The Highway 400-404 link, better known as the Bradford Bypass, will be moving forward after being shelved for more than a decade.
“I am pleased to announce the province is moving forward with the Bradford Bypass after it was put on hold by the previous Liberal government,” Mulroney said Thursday night.
“The first step toward making this project a reality is to review and update the environmental assessment that was first approved by the Progressive Conservative government in 2002.”
The Bradford Bypass had been identified as a top priority by the previous Progressive Conservative government, which recognized it as a much needed east-west highway link that would ease traffic congestion in a rapidly growing region and create better connections.
When the Liberal government of Dalton McGuinty swept into power, the bypass was dropped from its new ‘Growth Plan’. The Liberals announced the bypass wasn’t simply on a back burner, it was “off the stove” until 2031.
But by 2016, York-Simcoe municipalities were pressing the province to reconsider. Rapid population growth in municipalities like Bradford West Gwillimbury, Georgina and East Gwillimbury added to traffic congestion. Green Lane is the only east-west connection, which has created a serious bottleneck.
Mulroney, elected as MPP for York-Simcoe in 2018, said she listened to the comments of residents and municipal governments.
“My role as a Member of Provincial Parliament is to bring the issues that matter most to residents to the attention of my government,” Mulroney said. The Bradford Bypass is “the No. 1 issue in York-Simcoe.”
After her recent appointment as minister of Transportation, she brought the project forward and found ready support in cabinet.
“I have been advocating for this project since I was first elected,” Mulroney said. “I was speaking on behalf of my constituents.”
Mulroney said that her government is prepared to move forward.
“We want to make sure our provincial and highway infrastructure meets the needs of our residents. York-Simcoe is growing. More and more people are passing through, adding to the congestion," she said.

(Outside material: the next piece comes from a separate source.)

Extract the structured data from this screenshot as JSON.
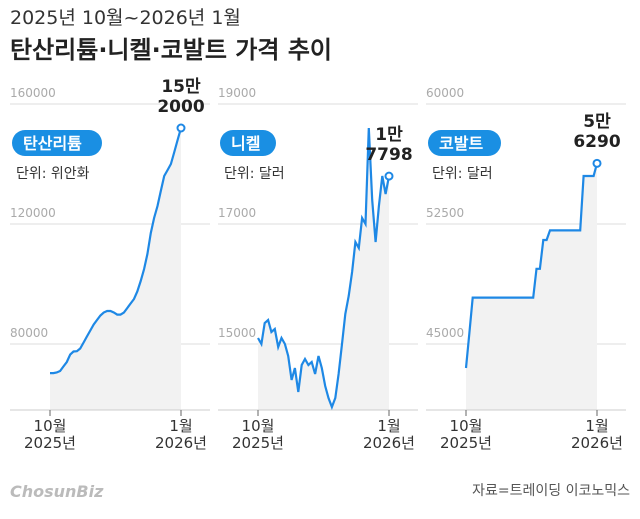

Bradford West Gwillimbury Mayor Rob Keffer said congratulated Mulroney for "this accomplishment."
He added, "When people realize it is only 16.2 kilometres to join the two major 400-series highways in our area, it just makes economic sense."
East Gwillimbury Mayor Virginia Hackson echoed those sentiments.
"This is wonderful news for East Gwillimbury residents and businesses," she said. "We are grateful to our MPP Caroline Mulroney for listening to our concerns regarding issues on local roads as drivers try to find a route (from) the 400 to 404 highway."
The Bradford Bypass is a key piece of infrastructure that will benefit residents and support economic development, she said.
“Work on updating the assessment and preparing for design and engineering begins today,” said Mulroney. “This is great news for the people of York Region and Simcoe County. The bypass will relieve congestion, support planned urban development and help move goods and people.”
She was asked about the potential cost of the bypass and talk that it could be built as a toll road.
“Those conversations are premature,” Mulroney said, adding: “It’s important we do have those conversations.”
But for now, the important thing is that the process has begun, she said.
“We have to review the environmental assessment and begin preparing for the design and engineering work. The key element is that our government approved.”
She promised to continue to update constituents on the progress of the bypass.
The bypass, as originally planned, is approximately 16 kilometres of highway that would link the 400 with the 404, passing through Bradford West Gwillimbury between the 8th and 9th Lines. It is proposed as a limited access highway, with access at County Rd. 4 (Yonge St.), Bathurst, and Leslie.